Just the other day I was messing around with Fly's new Sprites.dev system and I found myself confused as to how one of the "sprite" CLI features worked.
So I went to clone the git repo and have Claude Code figure out the answer... and was surprised to find that the "sprite" CLI tool itself (unlike Fly's flycli tool, which I answer questions about like this pretty often) wasn't open source!
That was a genuine blocker for me because it prevented me from answering my question.
It reminded me that the most frustrating thing about using macOS these days is that so much of it is closed source.
I'd love to have Claude write me proper documentation for the sandbox-exec command for example, but that thing is pretty much a black hole.
I'm not convinced that lowering the barrier to entry to software changes will result in this kind of change of norms. The reasons for closed-source commercial software not supporting customisation largely remain the same. Here are the ones that spring to mind:
• Increased upfront software complexity
• Increased maintenance burden (to not break officially supported plugins/customizations)
• Increased support burden
• Possible security/regulatory/liability issues
• The company may want to deliberately block functionality that users want (e.g. data migration, integration with competing services, or removing ads and content recommendations)

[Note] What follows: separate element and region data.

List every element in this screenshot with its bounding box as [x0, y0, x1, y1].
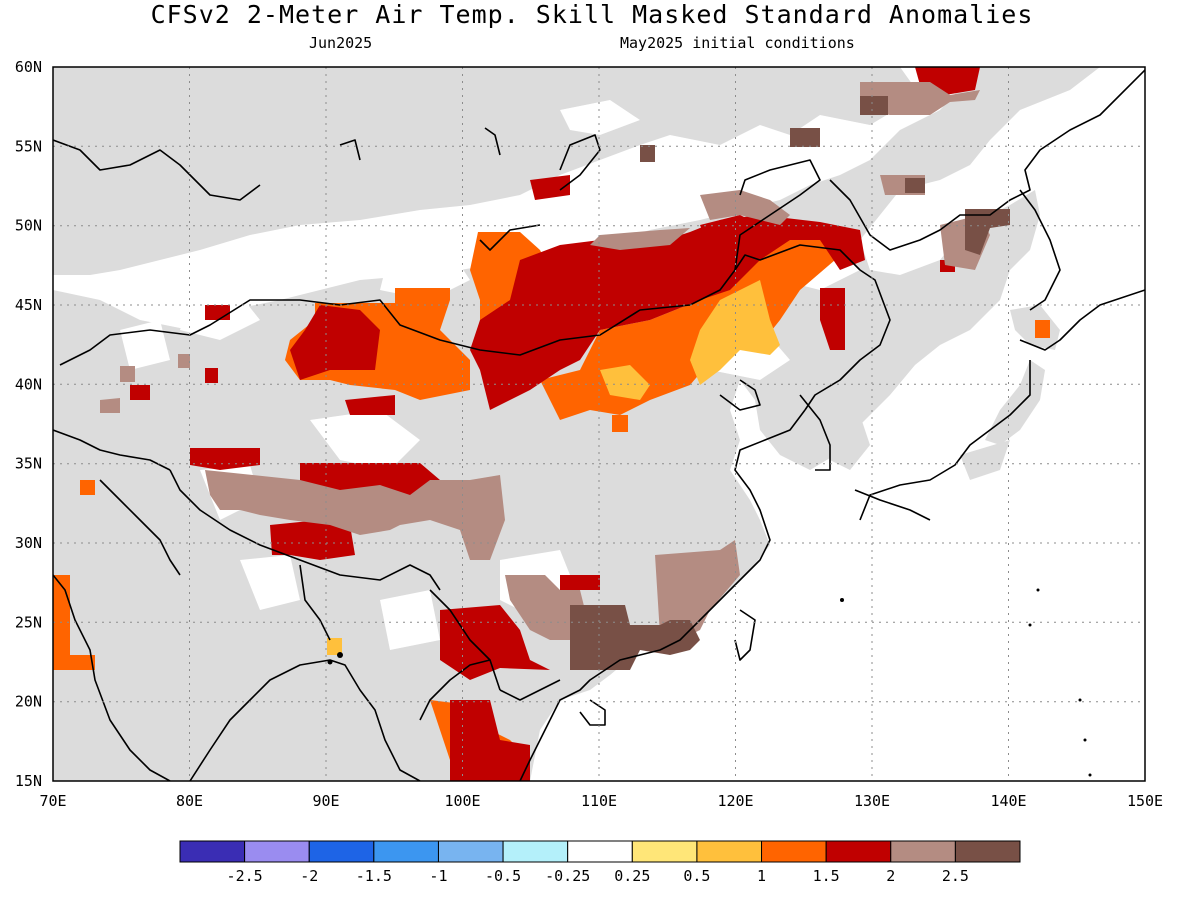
- lon-tick-label: 90E: [312, 792, 339, 810]
- colorbar-label: 0.25: [614, 867, 650, 885]
- lon-tick-label: 130E: [854, 792, 890, 810]
- lat-tick-label: 45N: [15, 296, 42, 314]
- lat-tick-label: 60N: [15, 58, 42, 76]
- latitude-tick-labels: 15N 20N 25N 30N 35N 40N 45N 50N 55N 60N: [15, 58, 42, 790]
- lon-tick-label: 70E: [39, 792, 66, 810]
- colorbar-swatch: [179, 840, 246, 863]
- coastlines-borders: [53, 69, 1145, 781]
- colorbar-label: -1.5: [356, 867, 392, 885]
- map-layers: [53, 67, 1145, 781]
- lon-tick-label: 140E: [990, 792, 1026, 810]
- anomaly-1_5-2: [130, 67, 980, 781]
- chart-title: CFSv2 2-Meter Air Temp. Skill Masked Sta…: [150, 0, 1034, 29]
- colorbar-swatch: [825, 840, 892, 863]
- colorbar-swatch: [761, 840, 827, 863]
- colorbar-label: 0.5: [683, 867, 710, 885]
- lon-tick-label: 120E: [717, 792, 753, 810]
- lon-tick-label: 100E: [444, 792, 480, 810]
- lat-tick-label: 30N: [15, 534, 42, 552]
- colorbar-swatch: [437, 840, 504, 863]
- initial-conditions: May2025 initial conditions: [620, 34, 855, 52]
- colorbar-label: -2.5: [227, 867, 263, 885]
- anomaly-0_5-1: [327, 280, 780, 655]
- colorbar-label: -2: [300, 867, 318, 885]
- colorbar-swatch: [502, 840, 569, 863]
- colorbar-label: 2.5: [942, 867, 969, 885]
- lon-tick-label: 110E: [581, 792, 617, 810]
- colorbar-labels: -2.5 -2 -1.5 -1 -0.5 -0.25 0.25 0.5 1 1.5 2 2.5: [227, 867, 969, 885]
- colorbar-swatch: [696, 840, 763, 863]
- colorbar-swatch: [244, 840, 310, 863]
- colorbar-swatch: [954, 840, 1021, 863]
- islands: [327, 588, 1092, 777]
- colorbar-swatch: [890, 840, 956, 863]
- lon-tick-label: 150E: [1127, 792, 1163, 810]
- colorbar: [179, 840, 1021, 863]
- colorbar-swatch: [567, 840, 633, 863]
- lat-tick-label: 20N: [15, 693, 42, 711]
- anomaly-above-2_5: [570, 96, 1010, 670]
- lon-tick-label: 80E: [176, 792, 203, 810]
- colorbar-label: -1: [429, 867, 447, 885]
- plot-frame: [52, 66, 1146, 782]
- gridlines: [53, 67, 1145, 781]
- lat-tick-label: 15N: [15, 772, 42, 790]
- colorbar-label: -0.25: [545, 867, 590, 885]
- colorbar-label: -0.5: [485, 867, 521, 885]
- lat-tick-label: 50N: [15, 217, 42, 235]
- colorbar-label: 2: [886, 867, 895, 885]
- lat-tick-label: 25N: [15, 613, 42, 631]
- colorbar-swatch: [373, 840, 439, 863]
- colorbar-swatch: [308, 840, 375, 863]
- longitude-tick-labels: 70E 80E 90E 100E 110E 120E 130E 140E 150E: [39, 792, 1163, 810]
- colorbar-swatch: [631, 840, 698, 863]
- lat-tick-label: 40N: [15, 375, 42, 393]
- colorbar-label: 1.5: [813, 867, 840, 885]
- lat-tick-label: 55N: [15, 137, 42, 155]
- forecast-month: Jun2025: [309, 34, 373, 52]
- colorbar-label: 1: [757, 867, 766, 885]
- lat-tick-label: 35N: [15, 455, 42, 473]
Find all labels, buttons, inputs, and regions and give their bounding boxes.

> That was a genuine blocker for me because it prevented me from answering my question.
It's always been this way. From the user's point of view there has always been value in having access to the source, especially under the terms of a proper Free and Open Source licence.
The guidelines ask that you don't do this. From https://news.ycombinator.com/newsguidelines.html :
> Throwaway accounts are ok for sensitive information, but please don't create accounts routinely. HN is a community—users should have an identity that others can relate to.